Диалоги с Владимиром Спиваковым (Волков) - страница 39


СПИВАКОВ: Характер у Маазеля непростой, это правда. К примеру, в контракт он вводил такие пункты, которые казались странными для демократического уклада Америки – например, не ездить с оркестрантами в одном и том же лифте.


ВОЛКОВ: Между прочим, у него эта отстраненность иной раз просматривается, когда он дирижирует. Он настолько ставит себя выше и оркестра, и аудитории, что как бы остается один на один с Брамсом… или с самим собой…

В подмастерьях. Израиль Гусман

СПИВАКОВ: Получив благословление Маазеля, я избрал своим учителем Израиля Борисовича Гусмана, главного дирижера Горьковской филармонии, замечательного музыканта, друга Шостаковича. Гусман первым организовал фестиваль Альфреда Шнитке в Горьком, и это событие по тем временам можно было приравнять к «бульдозерной выставке» нонконформистов при Хрущеве. Вот к нему я и попросился в ученики. Было это в середине семидесятых годов.

Гусман, как и Маазель, удивился моим новым устремлениям, не понимая, зачем я пытаюсь переломить судьбу в то время, когда у меня блестящая карьера скрипача, когда я играю с лучшими американскими и европейскими оркестрами. Тем не менее он принял меня в свои подмастерья. Вспоминаю, как в самом начале он попросил меня подготовиться к занятию для дирижирования ре-минорным клавирным концертом Баха с оркестром. Начался урок. Там есть в первой части маленькая каденция, после которой начинается тема у вторых скрипок. Я промахнулся. Гусман засмеялся и дал совет:

– Владимир Теодорович, у вас же хороший слух. Вы из этой каденции вычлените нотку соль, от нее оттолкнитесь – и тогда вы точно вступите.

Мне этот профессиональный совет помог много раз, в том числе когда я дирижировал этим концертом в Эдинбурге, а солист играл не на рояле, а на клавесине. Клавесин звучит практически как пишущая машинка, и оркестр, привыкший к звуку рояля, всегда в этом месте испытующе смотрит на дирижера – придется ли оркестрантам смеяться над ним, плакать или вступить так, как он покажет, и это будет то что надо. Надо мной – благодаря Гусману – не смеялись, и я много раз мысленно говорил ему спасибо.
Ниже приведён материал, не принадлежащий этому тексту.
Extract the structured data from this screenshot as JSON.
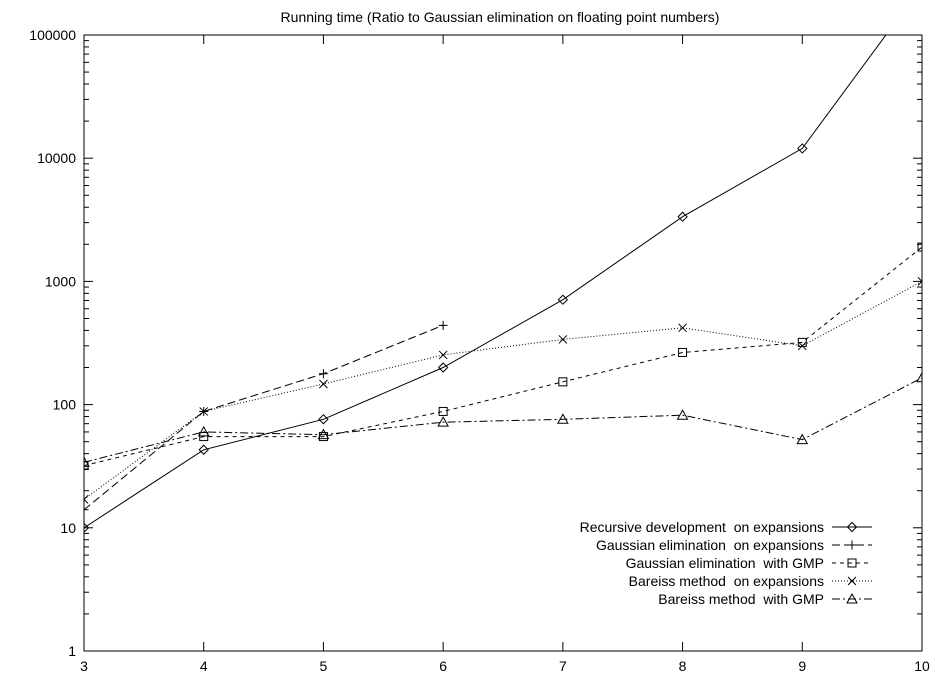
{
  "chart_data": {
    "type": "line",
    "title": "Running time (Ratio to Gaussian elimination on floating point numbers)",
    "xlabel": "",
    "ylabel": "",
    "x_scale": "linear",
    "y_scale": "log",
    "xlim": [
      3,
      10
    ],
    "ylim": [
      1,
      100000
    ],
    "x_ticks": [
      "3",
      "4",
      "5",
      "6",
      "7",
      "8",
      "9",
      "10"
    ],
    "y_ticks": [
      "1",
      "10",
      "100",
      "1000",
      "10000",
      "100000"
    ],
    "grid": false,
    "legend_position": "bottom-right",
    "series": [
      {
        "name": "Recursive development  on expansions",
        "marker": "diamond",
        "dash": "solid",
        "points": [
          [
            3,
            10
          ],
          [
            4,
            43
          ],
          [
            5,
            76
          ],
          [
            6,
            200
          ],
          [
            7,
            710
          ],
          [
            8,
            3350
          ],
          [
            9,
            12000
          ],
          [
            10,
            250000
          ]
        ]
      },
      {
        "name": "Gaussian elimination  on expansions",
        "marker": "plus",
        "dash": "long-dash",
        "points": [
          [
            3,
            14
          ],
          [
            4,
            88
          ],
          [
            5,
            178
          ],
          [
            6,
            440
          ]
        ]
      },
      {
        "name": "Gaussian elimination  with GMP",
        "marker": "square",
        "dash": "short-dash",
        "points": [
          [
            3,
            32
          ],
          [
            4,
            55
          ],
          [
            5,
            55
          ],
          [
            6,
            88
          ],
          [
            7,
            153
          ],
          [
            8,
            265
          ],
          [
            9,
            320
          ],
          [
            10,
            1900
          ]
        ]
      },
      {
        "name": "Bareiss method  on expansions",
        "marker": "cross",
        "dash": "dotted",
        "points": [
          [
            3,
            17
          ],
          [
            4,
            88
          ],
          [
            5,
            147
          ],
          [
            6,
            253
          ],
          [
            7,
            338
          ],
          [
            8,
            420
          ],
          [
            9,
            300
          ],
          [
            10,
            1000
          ]
        ]
      },
      {
        "name": "Bareiss method  with GMP",
        "marker": "triangle",
        "dash": "dash-dot",
        "points": [
          [
            3,
            34
          ],
          [
            4,
            60
          ],
          [
            5,
            57
          ],
          [
            6,
            72
          ],
          [
            7,
            76
          ],
          [
            8,
            82
          ],
          [
            9,
            52
          ],
          [
            10,
            165
          ]
        ]
      }
    ]
  }
}
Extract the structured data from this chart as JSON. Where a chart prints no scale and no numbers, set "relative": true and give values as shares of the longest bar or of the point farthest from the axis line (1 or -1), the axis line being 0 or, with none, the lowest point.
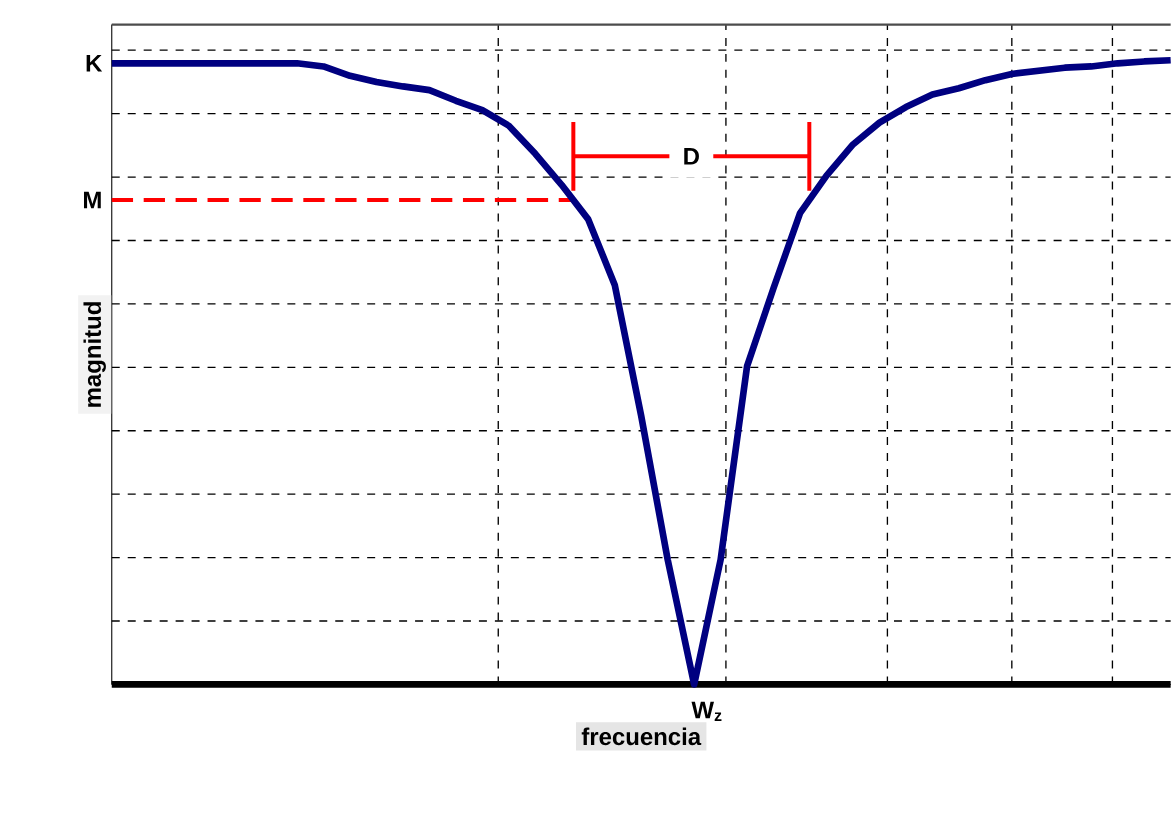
{
  "chart_data": {
    "type": "line",
    "relative": true,
    "xlabel": "frecuencia",
    "ylabel": "magnitud",
    "categories": [
      null,
      null,
      null,
      null,
      null,
      null,
      null,
      null,
      null,
      null,
      null,
      null,
      null,
      null,
      null,
      null,
      null,
      null,
      null,
      null,
      null,
      null,
      null,
      null,
      null,
      null,
      null,
      null,
      null,
      null,
      null,
      null,
      null,
      null,
      null,
      null,
      null,
      null,
      null,
      null,
      null
    ],
    "series": [
      {
        "color": "#000080",
        "values": [
          0.995,
          0.995,
          0.995,
          0.995,
          0.995,
          0.995,
          0.995,
          0.995,
          0.99,
          0.975,
          0.965,
          0.958,
          0.952,
          0.935,
          0.92,
          0.895,
          0.85,
          0.8,
          0.745,
          0.64,
          0.43,
          0.2,
          0,
          0.2,
          0.51,
          0.635,
          0.755,
          0.815,
          0.865,
          0.9,
          0.925,
          0.945,
          0.955,
          0.968,
          0.978,
          0.983,
          0.988,
          0.99,
          0.995,
          0.998,
          1.0
        ]
      }
    ],
    "grid": true,
    "marker": "none",
    "line_style": "solid",
    "annotations": [
      "K",
      "W$_{z}$",
      "D"
    ],
    "ref_lines": [
      {
        "axis": "y",
        "value": 0.776,
        "label": "M",
        "color": "#ff0000",
        "line_style": "dashed"
      }
    ]
  }
}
Однажды Израиль Борисович позвонил из Воронежа после концерта. Он как раз дирижировал этим самым ре-минорным концертом Баха. Я спрашиваю:

– Ну как там наша каденция поживает?

– Облажался! – ответил мой учитель…

Час пробил. Дирижерский дебют

СПИВАКОВ: Наконец, после пяти лет занятий с Гусманом, после моего наблюдения за работой самых выдающихся дирижеров – а я играл и с Чикагским симфоническим оркестром, и с оркестрами Бостона, Филадельфии, Кливленда, Нью-Йорка, Лос-Анджелеса, Сан-Франциско, – я решил, что мой час настал. Я начал уговаривать вице-президента Columbia Artists Сэмюела Нифельда дать мне возможность попробовать себя в новом качестве. У меня с ним были очень теплые отношения, он меня опекал буквально как отец. Когда однажды он заметил, что у меня оторвалась пуговица на рубашке, а я признался, что не умею держать иголку в руках, Нифельд прислал мне две новые рубашки в номер. Он постоянно беспокоился, не голоден ли я, хорошо ли питаюсь, пью ли свежие соки. И конечно, хотел, чтобы я остался в Америке. Он даже свой дом на Лонг-Айленде мне дарил – только оставайся!